Die Salzburger Festspiele trotzen in ihrem 100. Jahr allen Widrigkeiten und machen das Unmögliche möglich. Als die großen Sommer-Festspiele eins nach dem anderen den aktuellen Jahrgang absagten, blieb man in Salzburg still. Dann kamen Festspielpräsidentin Helga Rabl-Stadler und Intendant Markus Hinterhäuser aus der Deckung, legten ein Konzept und ein verkürztes Programm für den August vor. Mit ausgeklügelte Regeln für die Orchester und einer Zuschauerchoreografie, zu der gehört, dass jeder Zuschauer den rechten und linken Platz neben sich frei hat. Es sind Jahrhundert-Festspiele. Aber nicht nur wegen des Sicherheitsaufwandes, sondern auch kalendarisch. 1920 gingen die ersten Festspiele über die Bühne. Eine wunderbare Ausstellung im Salzburg Museum lässt sie – als „Großes Welt Theater“ benannt – Revue passieren. Der Katalog ist im Residenz Verlag erschienen und lohnt sich!
Am 1. August, dem Eröffnungstag, ersetzte Alexander Kluge in der Felsenreitschule in einer Rede über das Jahrhundert, in seiner typisch anekdotisch collagierenden Art alle anderen sonst üblichen Reden. Und immer, wenn er vom klaren Gedankenpfad abkam, bewies er, dass er nicht nur Kluge heißt …
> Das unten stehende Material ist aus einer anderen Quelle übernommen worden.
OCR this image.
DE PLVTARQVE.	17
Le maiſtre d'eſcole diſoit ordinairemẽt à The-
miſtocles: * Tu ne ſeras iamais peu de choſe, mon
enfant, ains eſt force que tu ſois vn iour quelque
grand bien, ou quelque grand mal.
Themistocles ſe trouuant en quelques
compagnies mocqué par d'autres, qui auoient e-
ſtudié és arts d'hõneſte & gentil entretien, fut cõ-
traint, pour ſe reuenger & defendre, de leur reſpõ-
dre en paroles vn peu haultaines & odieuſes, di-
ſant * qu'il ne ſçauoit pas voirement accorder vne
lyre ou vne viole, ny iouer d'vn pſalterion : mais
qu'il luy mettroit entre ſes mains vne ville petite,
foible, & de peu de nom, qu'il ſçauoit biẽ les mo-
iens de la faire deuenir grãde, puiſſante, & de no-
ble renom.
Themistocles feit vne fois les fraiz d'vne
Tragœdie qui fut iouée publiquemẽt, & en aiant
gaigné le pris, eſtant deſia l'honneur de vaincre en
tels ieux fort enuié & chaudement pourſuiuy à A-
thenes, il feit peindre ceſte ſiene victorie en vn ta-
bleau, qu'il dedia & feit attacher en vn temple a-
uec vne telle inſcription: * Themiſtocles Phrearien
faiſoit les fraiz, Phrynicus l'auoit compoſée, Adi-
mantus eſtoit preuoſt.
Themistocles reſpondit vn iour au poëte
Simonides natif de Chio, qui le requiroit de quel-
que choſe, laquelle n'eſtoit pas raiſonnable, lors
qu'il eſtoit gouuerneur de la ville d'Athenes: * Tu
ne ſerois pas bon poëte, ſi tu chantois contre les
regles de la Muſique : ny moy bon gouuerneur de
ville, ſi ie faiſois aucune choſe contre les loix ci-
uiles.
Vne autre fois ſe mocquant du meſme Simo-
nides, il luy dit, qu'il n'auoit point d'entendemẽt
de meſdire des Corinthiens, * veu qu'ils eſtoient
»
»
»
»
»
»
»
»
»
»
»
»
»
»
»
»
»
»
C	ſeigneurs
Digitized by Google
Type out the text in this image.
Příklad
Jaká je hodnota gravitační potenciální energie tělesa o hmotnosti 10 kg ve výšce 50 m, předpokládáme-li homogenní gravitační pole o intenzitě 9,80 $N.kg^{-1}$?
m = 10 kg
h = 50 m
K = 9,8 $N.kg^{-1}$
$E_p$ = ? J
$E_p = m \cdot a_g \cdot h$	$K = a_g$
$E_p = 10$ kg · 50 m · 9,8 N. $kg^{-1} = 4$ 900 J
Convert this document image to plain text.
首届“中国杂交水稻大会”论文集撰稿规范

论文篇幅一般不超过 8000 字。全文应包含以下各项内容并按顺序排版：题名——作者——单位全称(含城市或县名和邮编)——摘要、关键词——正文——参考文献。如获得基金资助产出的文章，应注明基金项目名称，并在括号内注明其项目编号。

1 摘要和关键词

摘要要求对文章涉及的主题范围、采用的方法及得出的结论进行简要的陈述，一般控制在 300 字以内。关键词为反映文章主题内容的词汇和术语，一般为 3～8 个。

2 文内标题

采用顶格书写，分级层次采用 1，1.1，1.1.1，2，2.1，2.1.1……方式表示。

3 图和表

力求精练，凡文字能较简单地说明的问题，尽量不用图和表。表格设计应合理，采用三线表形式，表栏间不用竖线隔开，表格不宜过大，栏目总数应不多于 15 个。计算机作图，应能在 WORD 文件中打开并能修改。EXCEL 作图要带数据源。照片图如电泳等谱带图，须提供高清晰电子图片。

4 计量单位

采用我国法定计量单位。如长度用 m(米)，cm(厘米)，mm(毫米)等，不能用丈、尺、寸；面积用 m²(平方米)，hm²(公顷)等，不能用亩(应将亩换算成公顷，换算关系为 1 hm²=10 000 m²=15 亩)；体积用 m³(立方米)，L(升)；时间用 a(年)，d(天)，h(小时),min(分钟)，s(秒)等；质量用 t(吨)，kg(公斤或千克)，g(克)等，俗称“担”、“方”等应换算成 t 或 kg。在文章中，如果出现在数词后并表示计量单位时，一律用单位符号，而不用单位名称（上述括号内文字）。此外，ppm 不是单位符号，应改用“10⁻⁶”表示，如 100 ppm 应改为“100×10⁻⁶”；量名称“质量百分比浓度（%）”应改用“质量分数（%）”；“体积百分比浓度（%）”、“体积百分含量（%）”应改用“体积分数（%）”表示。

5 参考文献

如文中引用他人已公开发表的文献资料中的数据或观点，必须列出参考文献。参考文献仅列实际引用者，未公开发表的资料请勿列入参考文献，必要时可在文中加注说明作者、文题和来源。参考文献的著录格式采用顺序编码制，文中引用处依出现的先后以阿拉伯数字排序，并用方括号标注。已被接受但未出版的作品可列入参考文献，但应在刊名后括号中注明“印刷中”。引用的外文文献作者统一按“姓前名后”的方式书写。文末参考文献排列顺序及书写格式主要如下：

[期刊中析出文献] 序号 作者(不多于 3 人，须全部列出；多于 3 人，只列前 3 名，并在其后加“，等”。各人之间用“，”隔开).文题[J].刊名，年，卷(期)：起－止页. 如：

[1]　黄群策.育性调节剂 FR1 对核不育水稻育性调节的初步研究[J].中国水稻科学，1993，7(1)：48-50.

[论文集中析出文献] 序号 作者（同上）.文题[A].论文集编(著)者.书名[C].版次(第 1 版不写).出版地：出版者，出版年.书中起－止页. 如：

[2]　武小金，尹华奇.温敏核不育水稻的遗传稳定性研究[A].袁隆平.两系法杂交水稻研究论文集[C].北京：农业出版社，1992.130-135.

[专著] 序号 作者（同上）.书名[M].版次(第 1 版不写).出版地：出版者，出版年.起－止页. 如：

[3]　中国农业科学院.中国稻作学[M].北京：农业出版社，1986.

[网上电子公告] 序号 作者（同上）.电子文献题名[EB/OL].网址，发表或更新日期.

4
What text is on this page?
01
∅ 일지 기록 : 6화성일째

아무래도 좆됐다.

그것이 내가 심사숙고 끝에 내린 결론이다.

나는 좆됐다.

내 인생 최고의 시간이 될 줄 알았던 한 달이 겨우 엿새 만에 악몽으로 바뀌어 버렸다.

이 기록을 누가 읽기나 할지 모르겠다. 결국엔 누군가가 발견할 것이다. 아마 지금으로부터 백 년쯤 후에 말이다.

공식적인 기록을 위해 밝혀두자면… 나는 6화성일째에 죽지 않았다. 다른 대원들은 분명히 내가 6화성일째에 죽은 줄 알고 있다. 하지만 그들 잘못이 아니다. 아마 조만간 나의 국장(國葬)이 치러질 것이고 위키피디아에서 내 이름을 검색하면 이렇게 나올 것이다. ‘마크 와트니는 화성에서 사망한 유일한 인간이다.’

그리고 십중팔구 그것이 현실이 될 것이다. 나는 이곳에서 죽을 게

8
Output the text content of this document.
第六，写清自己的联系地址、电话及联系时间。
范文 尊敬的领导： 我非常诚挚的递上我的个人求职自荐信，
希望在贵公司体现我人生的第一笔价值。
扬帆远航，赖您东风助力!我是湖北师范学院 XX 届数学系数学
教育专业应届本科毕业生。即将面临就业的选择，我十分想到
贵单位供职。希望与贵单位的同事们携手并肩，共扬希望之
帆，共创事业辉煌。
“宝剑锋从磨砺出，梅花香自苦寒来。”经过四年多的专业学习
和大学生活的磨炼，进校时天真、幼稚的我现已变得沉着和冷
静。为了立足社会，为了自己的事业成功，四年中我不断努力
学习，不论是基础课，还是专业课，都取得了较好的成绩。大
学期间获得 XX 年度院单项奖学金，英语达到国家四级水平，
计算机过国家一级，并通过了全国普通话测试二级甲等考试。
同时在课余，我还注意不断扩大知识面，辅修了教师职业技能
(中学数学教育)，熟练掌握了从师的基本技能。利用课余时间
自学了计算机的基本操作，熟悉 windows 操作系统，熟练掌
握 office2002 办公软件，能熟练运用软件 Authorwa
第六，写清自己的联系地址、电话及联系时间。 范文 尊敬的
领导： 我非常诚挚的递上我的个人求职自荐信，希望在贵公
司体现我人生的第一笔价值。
Die erste Vorstellung des unvermeidlichen „Jedermann“ gab es wetterbedingt nicht vorm Dom, sondern im Großen Festspielhaus. Das berühmte Belehrungsstück mit all den altmodisch volks(theater)tümlich in Stein gehauenen Sätzen von Festspielmitbegründer Hugo von Hofmannsthal erwies sich als Stück zur Stunde, weil es lieb gewordene Selbstverständlichkeiten radikal hinterfragt. Der Tod ruft den reichen Mann mitten aus dem Leben und fordert von ihm die Bilanz seiner Taten ein. Das Besondere daran ist, das sich seit jeher die Besetzungen wie ein „Who-is-Who“ der populärsten Schauspielerinnen und Schauspieler deutscher Zunge lesen. Allein die Aufmerksamkeit für die Buhlschaft ist nur erklärbar, wenn man die Namen der Vorgängerinnen Revue passieren lässt: unter anderem Nina Hoss und Veronica Ferres, Sophie Rois und Sonny Melles, Christiane Hörbiger und Senta Berger und so weiter. Keine war sich zu schade für diese Nebenrolle mit ihren nur 36 Sätzen. Caroline Peters passt da genau rein. Modern, mit ihrer unwiderstehlichen Präsenz, die allemal von Innen kommt und bei der der Witz immer dazugehört. Wenn sie auf einer Riesentorte mit einer herrlich schräg hingehauchten Nummer an Marilyn Monroes berühmtes „Happy Birthday“ für ihren Präsidenten Kennedy erinnert und Jedermann ansingt, dann muss man einfach lachen. Das ist ein tollerAuftritt.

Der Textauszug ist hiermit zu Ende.